Acute myelogenous leukemia (AML) is an aggressive disorder with an overall disease-free survival of 40-50% even for the younger patients under 60 years of age who can receive the most intensive treatment. The median age at the time of diagnosis is 60-65 years, and the large majority of elderly patients usually receive less intensive chemotherapy or only supportive therapy due to the high treatment-related mortality when using intensive therapy for elderly individuals. Thus, there is a need for new therapeutic approaches to improve the treatment in younger patients and to make AML-directed therapy with acceptable toxicity possible in elderly individuals. Angiogenesis seems to be important both for leukemogenesis and susceptibility to intensive chemotherapy, and antiangiogenic strategies are therefore considered for the treatment of AML. The two proangiogenic mediators vascular endothelial growth factor (VEGF) and interleukin 8, (IL-8, also referred to as CXCL8) seem to be important in human AML: VEGF is released at increased levels due to interactions between AML cells and neighboring nonleukemic cells, whereas IL-8 is released at high levels by native human AML cells.

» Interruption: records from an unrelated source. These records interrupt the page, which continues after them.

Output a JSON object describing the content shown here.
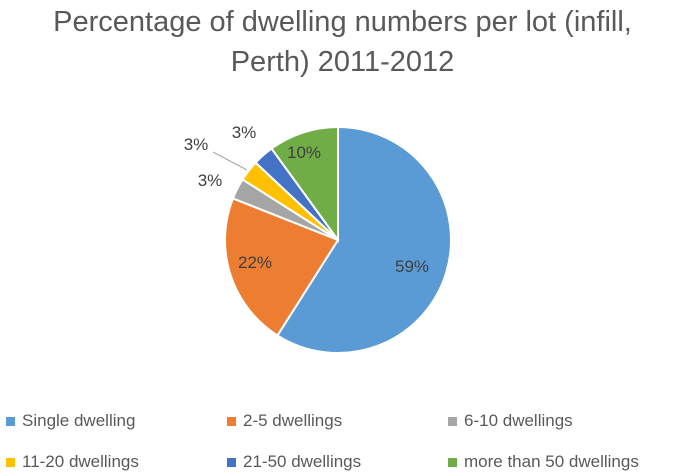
{
  "chart_data": {
    "type": "pie",
    "title": "Percentage of dwelling numbers per lot (infill, Perth) 2011-2012",
    "title_lines": [
      "Percentage of dwelling numbers per lot (infill,",
      "Perth) 2011-2012"
    ],
    "categories": [
      "Single dwelling",
      "2-5 dwellings",
      "6-10 dwellings",
      "11-20 dwellings",
      "21-50 dwellings",
      "more than 50 dwellings"
    ],
    "values": [
      59,
      22,
      3,
      3,
      3,
      10
    ],
    "data_labels": [
      "59%",
      "22%",
      "3%",
      "3%",
      "3%",
      "10%"
    ],
    "colors": [
      "#5B9BD5",
      "#ED7D31",
      "#A5A5A5",
      "#FFC000",
      "#4472C4",
      "#70AD47"
    ],
    "legend_position": "bottom"
  }
}
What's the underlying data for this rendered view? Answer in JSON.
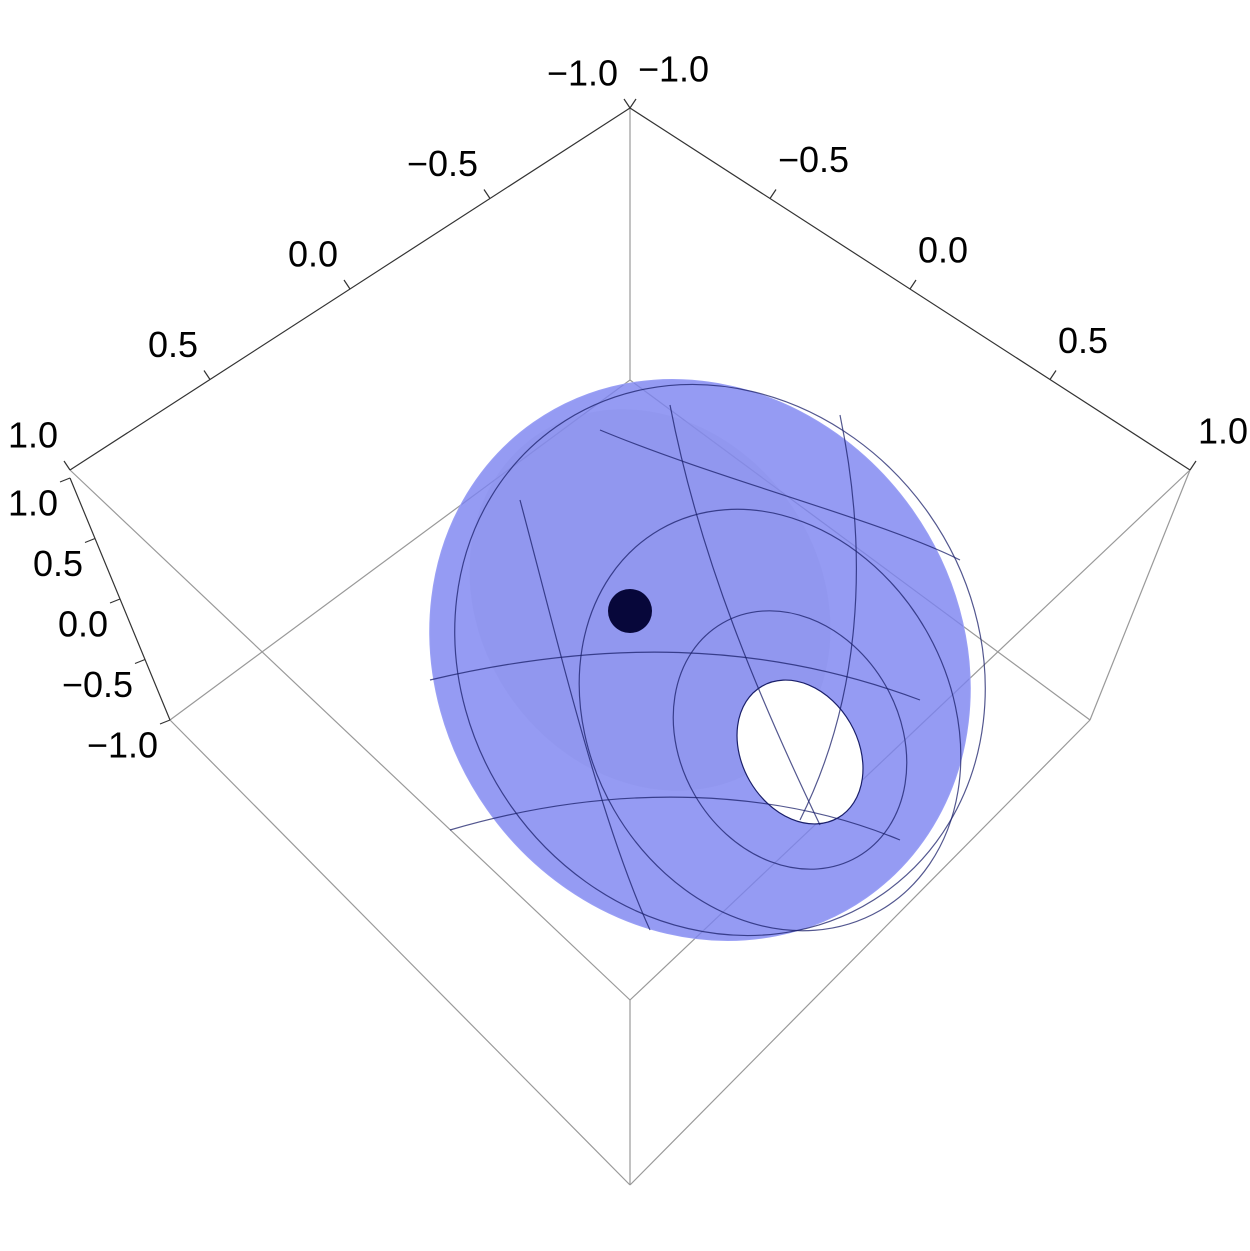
{
  "chart_data": {
    "type": "surface3d",
    "xlim": [
      -1,
      1
    ],
    "xticks": [
      {
        "value": -1,
        "label": "−1.0"
      },
      {
        "value": -0.5,
        "label": "−0.5"
      },
      {
        "value": 0,
        "label": "0.0"
      },
      {
        "value": 0.5,
        "label": "0.5"
      },
      {
        "value": 1,
        "label": "1.0"
      }
    ],
    "ylim": [
      -1,
      1
    ],
    "yticks": [
      {
        "value": -1,
        "label": "−1.0"
      },
      {
        "value": -0.5,
        "label": "−0.5"
      },
      {
        "value": 0,
        "label": "0.0"
      },
      {
        "value": 0.5,
        "label": "0.5"
      },
      {
        "value": 1,
        "label": "1.0"
      }
    ],
    "zlim": [
      -1,
      1
    ],
    "zticks": [
      {
        "value": -1,
        "label": "−1.0"
      },
      {
        "value": -0.5,
        "label": "−0.5"
      },
      {
        "value": 0,
        "label": "0.0"
      },
      {
        "value": 0.5,
        "label": "0.5"
      },
      {
        "value": 1,
        "label": "1.0"
      }
    ],
    "color": "#7b82f0"
  }
}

Thus, VEGF as a therapeutic target in AML is suggested both by experimental and clinical observations, whereas IL-8 as a target is mainly suggested by experimental evidence. In the present review we describe and discuss (i) the angioregulatory network of soluble mediators in AML, including both the systemic levels and local release by native human AML cells; and (ii) various therapeutic approaches to target VEGF and IL-8. Although single angioregulatory mediators can be targeted, it should be emphasized that the final effect of soluble mediators on angioregulation is determined by a complex angioregulatory network that varies between AML patients, and the final effect of targeting single mediators may therefore differ between patient subsets.